CAMBRIDGE, Mass., Feb. 12 -- Methods for controlling the composition and charge of multiple materials on a single nanostructure are described in a paper in the Feb. 7 issue of Nature, "Growth of Nanowire Superlattice Structures for Nanoscale Photonics and Electronics." Charles Lieber, Nanosys Inc. cofounder and the Mark Hyman Professor of Chemistry at Harvard University and graduate students Mark Gudiksen, Lincoln Lauhon, Jianfang Wang and David Smith wrote the paper, which Nanosys described as landmark research. "The researchers take advantage of the flexible control of multiple variables to build novel devices in electronics, photonics and opto-electronics," Nanosys said. "Lieber's work is the first example of a generic method for creating heterojunctions of arbitrary materials in a single nanostructure."
Lieber's technique also allows the modulation of doping levels along the length of a single nanowire. This ability to control charge and composition on the nanoscale enabled the Lieber group to make a variety of unique prototype devices, such as GaAs emitters embedded in GaP wires, novel n-Si/p-Si nanowire diodes for high-density nanoscale logic and nanometer-size LEDs derived from alternating segments of n-InP/p-InP on a single nanowire.

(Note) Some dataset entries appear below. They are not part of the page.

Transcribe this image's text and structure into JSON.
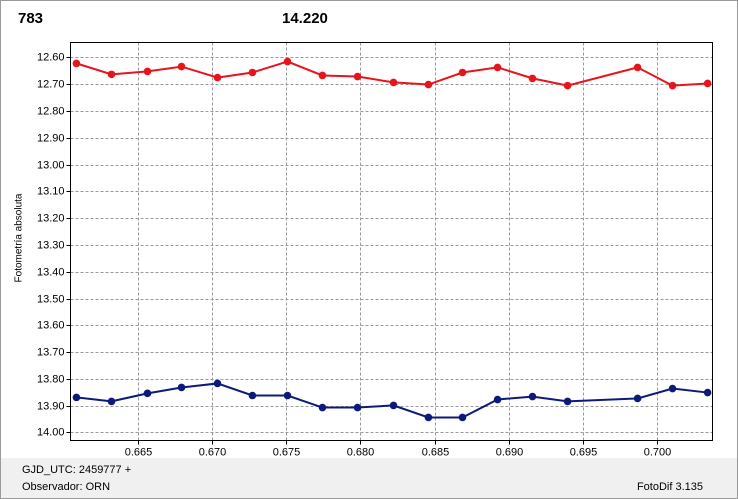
{
  "chart_data": {
    "type": "line",
    "annotations": [
      {
        "text": "783",
        "color": "#e8141b"
      },
      {
        "text": "14.220",
        "color": "#0e1a7a"
      }
    ],
    "y_label": "Fotometría absoluta",
    "footer": [
      "GJD_UTC: 2459777 +",
      "Observador: ORN",
      "FotoDif 3.135"
    ],
    "x": [
      0.66081,
      0.66318,
      0.66561,
      0.66791,
      0.67034,
      0.6727,
      0.67507,
      0.67743,
      0.6798,
      0.68223,
      0.68459,
      0.68689,
      0.68926,
      0.69162,
      0.69399,
      0.69872,
      0.70108,
      0.70345
    ],
    "series": [
      {
        "color": "#e8141b",
        "values": [
          12.622,
          12.663,
          12.652,
          12.634,
          12.675,
          12.656,
          12.615,
          12.667,
          12.671,
          12.693,
          12.701,
          12.656,
          12.637,
          12.678,
          12.705,
          12.637,
          12.705,
          12.697
        ]
      },
      {
        "color": "#0e1a7a",
        "values": [
          13.869,
          13.884,
          13.854,
          13.832,
          13.817,
          13.862,
          13.862,
          13.907,
          13.907,
          13.899,
          13.944,
          13.944,
          13.877,
          13.866,
          13.884,
          13.873,
          13.836,
          13.851
        ]
      }
    ],
    "xlim": [
      0.66041,
      0.70378
    ],
    "ylim": [
      12.544,
      14.03
    ],
    "y_inverted": true,
    "xticks": [
      0.665,
      {
        "value": 0.67,
        "label": "0.670"
      },
      0.675,
      {
        "value": 0.68,
        "label": "0.680"
      },
      0.685,
      {
        "value": 0.69,
        "label": "0.690"
      },
      0.695,
      {
        "value": 0.7,
        "label": "0.700"
      }
    ],
    "yticks": [
      {
        "value": 12.6,
        "label": "12.60"
      },
      {
        "value": 12.7,
        "label": "12.70"
      },
      {
        "value": 12.8,
        "label": "12.80"
      },
      {
        "value": 12.9,
        "label": "12.90"
      },
      {
        "value": 13.0,
        "label": "13.00"
      },
      {
        "value": 13.1,
        "label": "13.10"
      },
      {
        "value": 13.2,
        "label": "13.20"
      },
      {
        "value": 13.3,
        "label": "13.30"
      },
      {
        "value": 13.4,
        "label": "13.40"
      },
      {
        "value": 13.5,
        "label": "13.50"
      },
      {
        "value": 13.6,
        "label": "13.60"
      },
      {
        "value": 13.7,
        "label": "13.70"
      },
      {
        "value": 13.8,
        "label": "13.80"
      },
      {
        "value": 13.9,
        "label": "13.90"
      },
      {
        "value": 14.0,
        "label": "14.00"
      }
    ],
    "grid": true
  }
}
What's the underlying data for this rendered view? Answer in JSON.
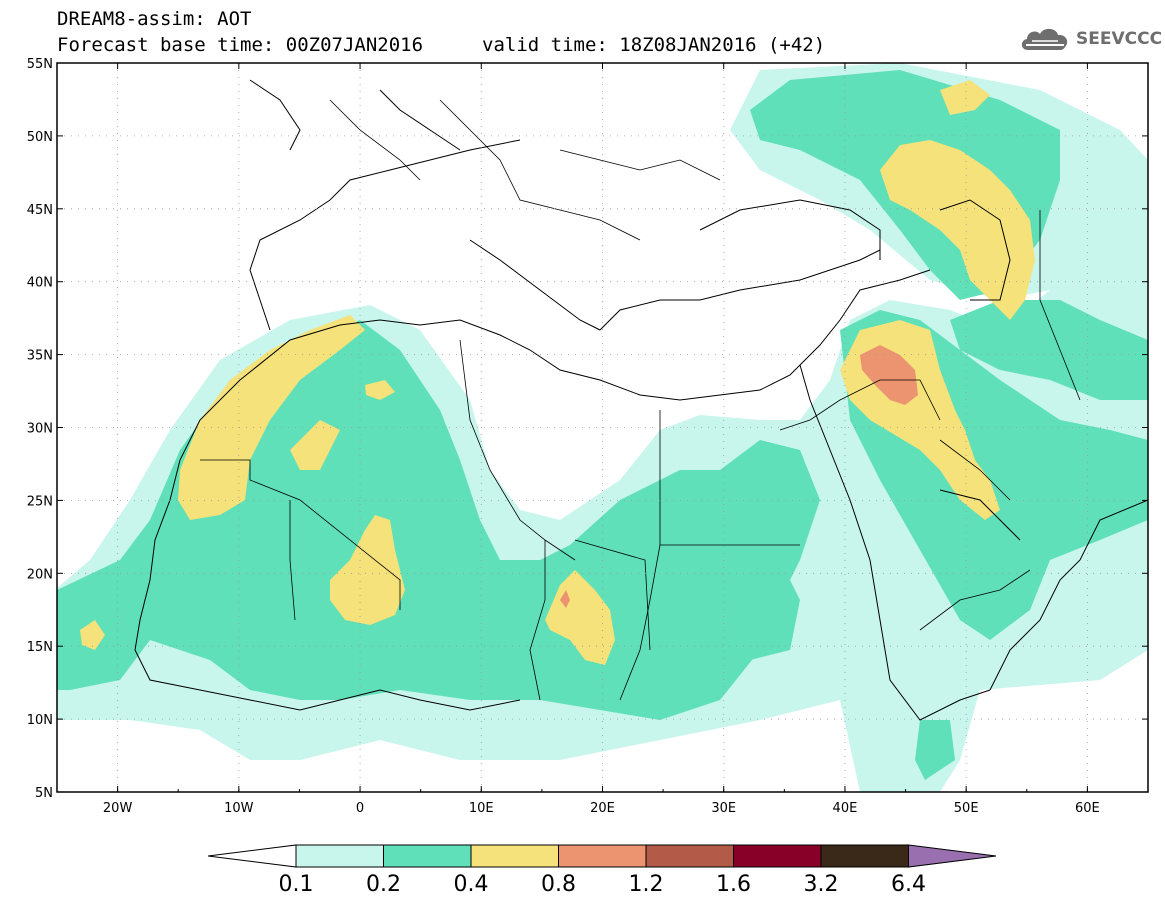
{
  "header": {
    "title_line1": "DREAM8-assim: AOT",
    "title_line2": "Forecast base time: 00Z07JAN2016",
    "valid_time": "valid time: 18Z08JAN2016 (+42)",
    "logo_text": "SEEVCCC",
    "logo_icon": "cloud-icon"
  },
  "map": {
    "projection": "lat-lon",
    "lon_range": [
      -25,
      65
    ],
    "lat_range": [
      5,
      55
    ],
    "lat_ticks": [
      "5N",
      "10N",
      "15N",
      "20N",
      "25N",
      "30N",
      "35N",
      "40N",
      "45N",
      "50N",
      "55N"
    ],
    "lon_ticks": [
      "20W",
      "10W",
      "0",
      "10E",
      "20E",
      "30E",
      "40E",
      "50E",
      "60E"
    ],
    "grid": "dotted"
  },
  "colorbar": {
    "labels": [
      "0.1",
      "0.2",
      "0.4",
      "0.8",
      "1.2",
      "1.6",
      "3.2",
      "6.4"
    ],
    "colors": [
      "#ffffff",
      "#c8f5ec",
      "#5fe0b8",
      "#f5e27a",
      "#ec9470",
      "#b45a48",
      "#880028",
      "#3a2818",
      "#9a6fb0"
    ]
  },
  "chart_data": {
    "type": "heatmap",
    "title": "DREAM8-assim: AOT",
    "levels": [
      0.1,
      0.2,
      0.4,
      0.8,
      1.2,
      1.6,
      3.2,
      6.4
    ],
    "xlim": [
      -25,
      65
    ],
    "ylim": [
      5,
      55
    ]
  }
}
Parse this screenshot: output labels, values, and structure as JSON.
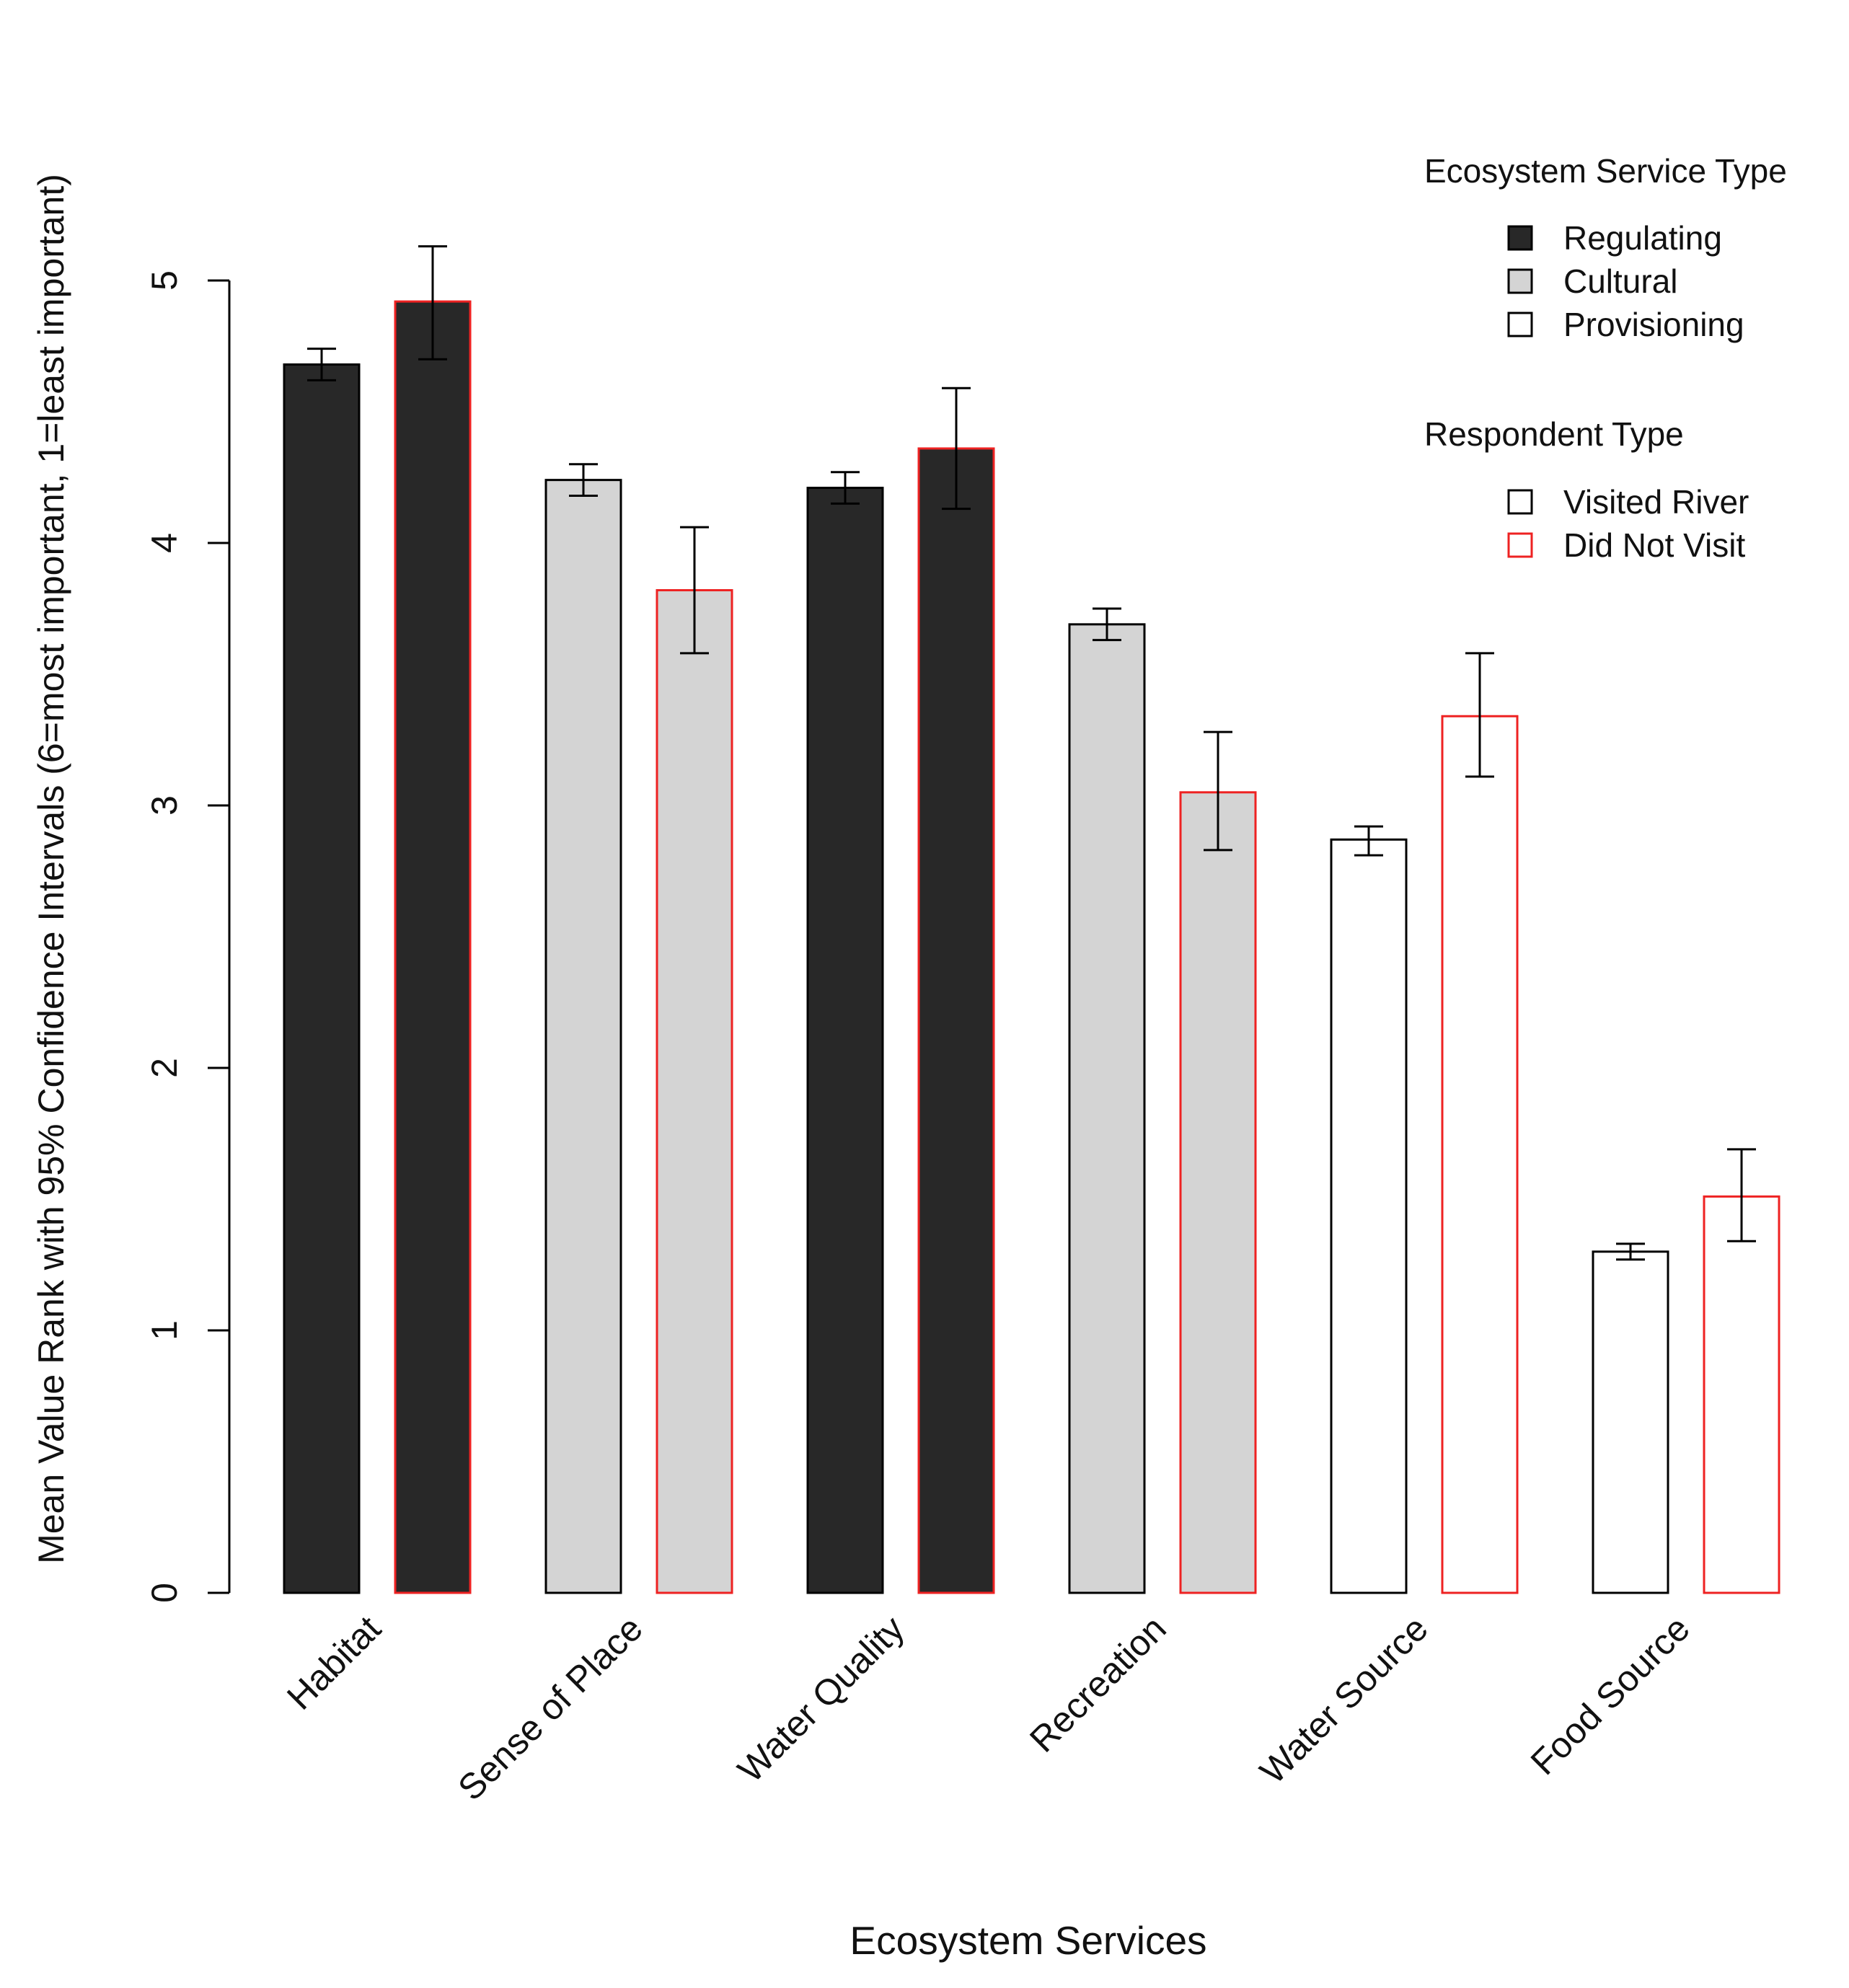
{
  "colors": {
    "regulating_fill": "#282828",
    "cultural_fill": "#d4d4d4",
    "provisioning_fill": "#ffffff",
    "visited_border": "#000000",
    "did_not_visit_border": "#ee2222",
    "axis": "#000000"
  },
  "chart_data": {
    "type": "bar",
    "title": "",
    "xlabel": "Ecosystem Services",
    "ylabel": "Mean Value Rank with 95% Confidence Intervals (6=most important, 1=least important)",
    "ylim": [
      0,
      5
    ],
    "yticks": [
      "0",
      "1",
      "2",
      "3",
      "4",
      "5"
    ],
    "categories": [
      "Habitat",
      "Sense of Place",
      "Water Quality",
      "Recreation",
      "Water Source",
      "Food Source"
    ],
    "service_types": [
      "Regulating",
      "Cultural",
      "Regulating",
      "Cultural",
      "Provisioning",
      "Provisioning"
    ],
    "series": [
      {
        "name": "Visited River",
        "values": [
          4.68,
          4.24,
          4.21,
          3.69,
          2.87,
          1.3
        ],
        "ci_low": [
          4.62,
          4.18,
          4.15,
          3.63,
          2.81,
          1.27
        ],
        "ci_high": [
          4.74,
          4.3,
          4.27,
          3.75,
          2.92,
          1.33
        ]
      },
      {
        "name": "Did Not Visit",
        "values": [
          4.92,
          3.82,
          4.36,
          3.05,
          3.34,
          1.51
        ],
        "ci_low": [
          4.7,
          3.58,
          4.13,
          2.83,
          3.11,
          1.34
        ],
        "ci_high": [
          5.13,
          4.06,
          4.59,
          3.28,
          3.58,
          1.69
        ]
      }
    ],
    "legends": [
      {
        "title": "Ecosystem Service Type",
        "placement": "top-right",
        "entries": [
          "Regulating",
          "Cultural",
          "Provisioning"
        ]
      },
      {
        "title": "Respondent Type",
        "placement": "top-right",
        "entries": [
          "Visited River",
          "Did Not Visit"
        ]
      }
    ]
  }
}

"This robust synthetic method allows for the creation of superlattice heterostructures of materials that cannot be interfaced in macroscopic structures. This could open the door to the discovery of new materials and devices for a semiconductor industry that faces the impending limit to Moore's law," according to Nanosys.
Nanosys is a new company focused on developing nanotechnology-enabled systems that incorporate novel and patent-protected zero and one-dimensional nanometer-scale materials such as nanowires, nanotubes and nanodots (quantum dots) as their principal active elements.